By the next evening, the camera and its convoy of nine trucks were safe inside a guarded gate at the base of Cerro Pachon. The next morning, he traveled for five hours on a winding dirt road, covering 21.7 miles (35 kilometers) to the top of the mountain, which is more than 8,900 feet (2,713 meters) above sea level.
“Our goal was to ensure that the camera not only survives, but also arrives in perfect condition,” Kevin Reilscientist for the Rubin observatory, said ua statement. Inspections after arrival confirmed that the camera was not exposed to any unexpected stresses during the long drive.
“Early indications — including data collected by data loggers, accelerometers and impact sensors — suggest we were successful,” Reil said.
The camera’s successful arrival at the observatory no doubt comes as a relief not only to all the scientists and engineers working on the camera, but also to a generation of astronomers eagerly awaiting the observatory’s first light, currently scheduled for late next year.
Then the Rubin Observatory — formerly known as the Large Synoptic Survey Telescope — will conduct a landmark decade-long survey universe by generating a panorama of the southern sky every few nights, which will catalog about 37 billion objects. This survey is called the Legacy Survey of Space and Time, which is how the camera got its name.
“Getting the camera to the top was the last big piece of the puzzle,” he said Victor Krabbendam, head of the LSST project. “With all of Rubin’s components physically in place, we are on our way to transformative science with LSST.”
LSST camera set a world record 2020 when he took the largest single photo with a giant digital camera. Scientists say just one of its 3,200-megapixel images would require 378 4K ultra-high-definition televisions. The resolution is so good that a golf ball can be seen from 15 miles (25 kilometers) away in this camera’s portraits.

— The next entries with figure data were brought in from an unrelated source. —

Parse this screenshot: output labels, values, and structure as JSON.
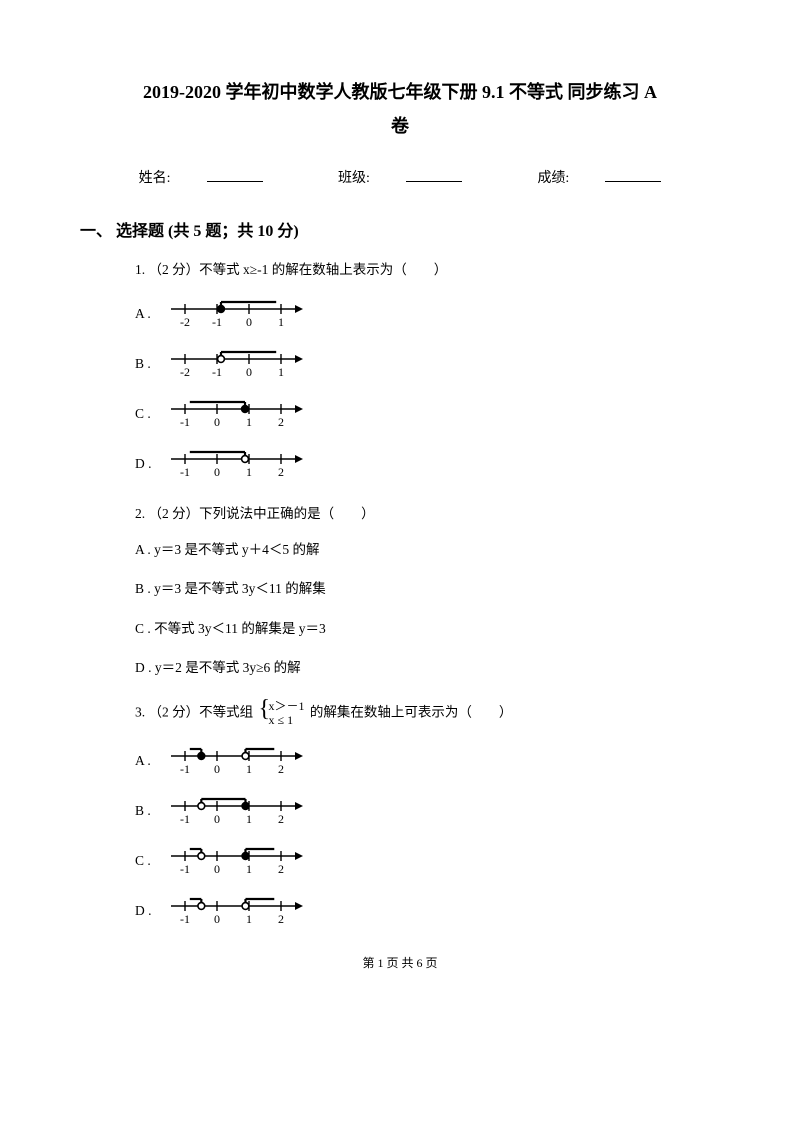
{
  "title_line1": "2019-2020 学年初中数学人教版七年级下册 9.1 不等式 同步练习 A",
  "title_line2": "卷",
  "form": {
    "name_label": "姓名:",
    "class_label": "班级:",
    "score_label": "成绩:"
  },
  "section1_title": "一、 选择题 (共 5 题；共 10 分)",
  "q1": {
    "text": "1. （2 分）不等式 x≥-1 的解在数轴上表示为（　　）",
    "labels": {
      "A": "A .",
      "B": "B .",
      "C": "C .",
      "D": "D ."
    },
    "axes": {
      "A": {
        "ticks": [
          "-2",
          "-1",
          "0",
          "1"
        ],
        "dotPerc": 0.375,
        "dotFill": true,
        "rayDir": "right",
        "rayEnd": 0.95
      },
      "B": {
        "ticks": [
          "-2",
          "-1",
          "0",
          "1"
        ],
        "dotPerc": 0.375,
        "dotFill": false,
        "rayDir": "right",
        "rayEnd": 0.95
      },
      "C": {
        "ticks": [
          "-1",
          "0",
          "1",
          "2"
        ],
        "dotPerc": 0.625,
        "dotFill": true,
        "rayDir": "left",
        "rayEnd": 0.05
      },
      "D": {
        "ticks": [
          "-1",
          "0",
          "1",
          "2"
        ],
        "dotPerc": 0.625,
        "dotFill": false,
        "rayDir": "left",
        "rayEnd": 0.05
      }
    }
  },
  "q2": {
    "text": "2. （2 分）下列说法中正确的是（　　）",
    "A": "A . y＝3 是不等式 y＋4＜5 的解",
    "B": "B . y＝3 是不等式 3y＜11 的解集",
    "C": "C . 不等式 3y＜11 的解集是 y＝3",
    "D": "D . y＝2 是不等式 3y≥6 的解"
  },
  "q3": {
    "text_pre": "3. （2 分）不等式组 ",
    "sys_top": "x＞－1",
    "sys_bot": "x ≤ 1",
    "text_post": " 的解集在数轴上可表示为（　　）",
    "labels": {
      "A": "A .",
      "B": "B .",
      "C": "C .",
      "D": "D ."
    },
    "axes": {
      "A": {
        "ticks": [
          "-1",
          "0",
          "1",
          "2"
        ],
        "p1": 0.17,
        "p1Fill": true,
        "p2": 0.63,
        "p2Fill": false,
        "rays": [
          {
            "from": 0.17,
            "dir": "left",
            "len": 0.12
          },
          {
            "from": 0.63,
            "dir": "right",
            "len": 0.3
          }
        ]
      },
      "B": {
        "ticks": [
          "-1",
          "0",
          "1",
          "2"
        ],
        "p1": 0.17,
        "p1Fill": false,
        "p2": 0.63,
        "p2Fill": true,
        "seg": {
          "from": 0.17,
          "to": 0.63
        }
      },
      "C": {
        "ticks": [
          "-1",
          "0",
          "1",
          "2"
        ],
        "p1": 0.17,
        "p1Fill": false,
        "p2": 0.63,
        "p2Fill": true,
        "rays": [
          {
            "from": 0.17,
            "dir": "left",
            "len": 0.12
          },
          {
            "from": 0.63,
            "dir": "right",
            "len": 0.3
          }
        ]
      },
      "D": {
        "ticks": [
          "-1",
          "0",
          "1",
          "2"
        ],
        "p1": 0.17,
        "p1Fill": false,
        "p2": 0.63,
        "p2Fill": false,
        "rays": [
          {
            "from": 0.17,
            "dir": "left",
            "len": 0.12
          },
          {
            "from": 0.63,
            "dir": "right",
            "len": 0.3
          }
        ]
      }
    }
  },
  "footer": "第 1 页 共 6 页",
  "style": {
    "axis": {
      "width": 140,
      "height": 38,
      "lineY": 14,
      "tickH": 5,
      "dotR": 3.4,
      "barH": 7,
      "color": "#000000",
      "labelSize": 12
    }
  }
}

Using data from the ten-year survey, astronomers hope to glean clues about the nature of dark matter and dark energy, which together make up over 90 percent of the mass of our universe, but have yet to be directly detected. Most notably, the LSST camera will search and study for signs of weakness gravitational lens, a cosmic phenomenon that occurs when a massive galaxy bends or distorts the light of background galaxies. By studying these lensed structures, astronomers can map how dark matter is distributed in and around a lensed galaxy.
“We expect the observatory to make many discoveries — things we didn’t even know existed before,” Director Vera C. Rubin Steven Kahnan astrophysicist at Stanford University in California, previously told Space.com.